04/02/22 • Ouest-France

Nucléaire - Dix questions pour comprendre le projet de piscine EDF à Orano La Hague
Ouest France, le 04/02/2022

Depuis le 22 novembre 2021, une concertation publique était organisée dans la pointe du Cotentin. EDF a choisi le site d’Orano La Hague (Manche) pour implanter sa piscine de d’entreposage de combustibles usés, d’ici 2034. Depuis le début, la concertation se déroulait sous haute tension, avec l’émergence d’un collectif "Piscine nucléaire stop". Elle est reportée à l’été 2022. On fait le point.

EDF a annoncé depuis juillet 2020 avoir choisi le site d’Orano La Hague (Manche), à une trentaine de kilomètres de Cherbourg-en-Cotentin, pour implanter sa piscine d’entreposage de combustibles usés. Si le projet est validé à chaque étape, il pourrait voir le jour en 2034. Depuis le 22 novembre 2021 et jusqu’au 18 février 2022, une concertation publique est organisée dans la pointe du Cotentin.

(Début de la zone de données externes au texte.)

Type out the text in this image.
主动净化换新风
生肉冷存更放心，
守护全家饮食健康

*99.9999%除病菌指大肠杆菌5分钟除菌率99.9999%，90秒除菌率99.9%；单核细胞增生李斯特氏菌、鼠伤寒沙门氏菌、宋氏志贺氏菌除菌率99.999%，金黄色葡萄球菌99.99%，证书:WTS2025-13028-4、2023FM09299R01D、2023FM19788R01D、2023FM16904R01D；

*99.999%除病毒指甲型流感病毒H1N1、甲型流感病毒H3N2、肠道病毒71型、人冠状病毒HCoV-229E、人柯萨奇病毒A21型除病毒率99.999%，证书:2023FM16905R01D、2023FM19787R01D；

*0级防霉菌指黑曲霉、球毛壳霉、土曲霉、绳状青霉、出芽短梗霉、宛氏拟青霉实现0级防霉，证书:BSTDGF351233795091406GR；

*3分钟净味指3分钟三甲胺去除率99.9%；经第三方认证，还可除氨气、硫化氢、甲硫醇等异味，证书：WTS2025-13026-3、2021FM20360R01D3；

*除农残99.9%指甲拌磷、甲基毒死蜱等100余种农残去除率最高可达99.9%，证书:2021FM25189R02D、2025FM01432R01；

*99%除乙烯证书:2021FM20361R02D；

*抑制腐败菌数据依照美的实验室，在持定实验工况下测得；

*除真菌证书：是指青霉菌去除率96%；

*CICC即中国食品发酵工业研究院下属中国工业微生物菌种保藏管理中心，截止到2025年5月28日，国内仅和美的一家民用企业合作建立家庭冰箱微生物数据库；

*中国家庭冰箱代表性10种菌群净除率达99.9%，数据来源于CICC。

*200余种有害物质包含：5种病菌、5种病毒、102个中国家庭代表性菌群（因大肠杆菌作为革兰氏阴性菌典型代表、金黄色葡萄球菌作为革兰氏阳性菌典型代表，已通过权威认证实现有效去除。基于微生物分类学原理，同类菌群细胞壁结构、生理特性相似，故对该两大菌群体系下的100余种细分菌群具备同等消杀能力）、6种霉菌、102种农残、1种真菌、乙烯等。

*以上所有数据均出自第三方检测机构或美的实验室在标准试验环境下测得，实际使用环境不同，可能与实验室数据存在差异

Le projet fait plus que débat dans un territoire déjà marqué par l’usine de retraitement Orano La Hague, par la centrale nucléaire de Flamanville et son EPR, et par Cherbourg et son arsenal de sous-marins nucléaires. Un territoire aujourd’hui fortement tourné vers le tourisme, où ce nouveau projet ne passe pas si facilement. Explications.

1. Quel est ce projet de piscine EDF dans le site d’Orano La Hague ?

Il s’agit d’une surface de 15 ha qu’EDF achèterait à Orano, à l’ouest du terrain actuel de l’usine. Il y est envisagé des bâtiments d’une emprise de 200 m sur 100 m et d’une hauteur de 25 m, qui comprendraient un lieu de réception, un espace de déchargement, un bassin de 70 m sur 30 m capable d’accueillir jusqu’à 6 500 t de combustibles usés des centrales nucléaires françaises (du MOX et de l’uranium de retraitement enrichi, URE), soit 13 000 assemblages. Une seconde piscine pourrait être envisagée, d’une capacité de 6 500 t.

Cela impliquerait le « nettoyage » d’une partie de la terre de ce terrain, radioactive depuis l’incendie d’un silo, en 1981. Un exercice compliqué. Et d’aménager routes, ronds-points et accès. Par exemple, le rond-point des Chèvres serait élargi d’environ 7 m.

Coût total estimé du projet : 1,25 milliard d’euros.

Selon David Boilley (ACRO) qui a pu obtenir des données en écrivant à la Direction de La Hague, il y a environ 20 000 m3 de terre à retirer dont 3 000 m3 à plus de 3,7 Bq/g. Ce sont des déchets nucléaires qui devront être entreposés à La Hague dans l'attente d'un site d'accueil. Les contaminations dominantes sont celles du 90Sr et du 137Cs.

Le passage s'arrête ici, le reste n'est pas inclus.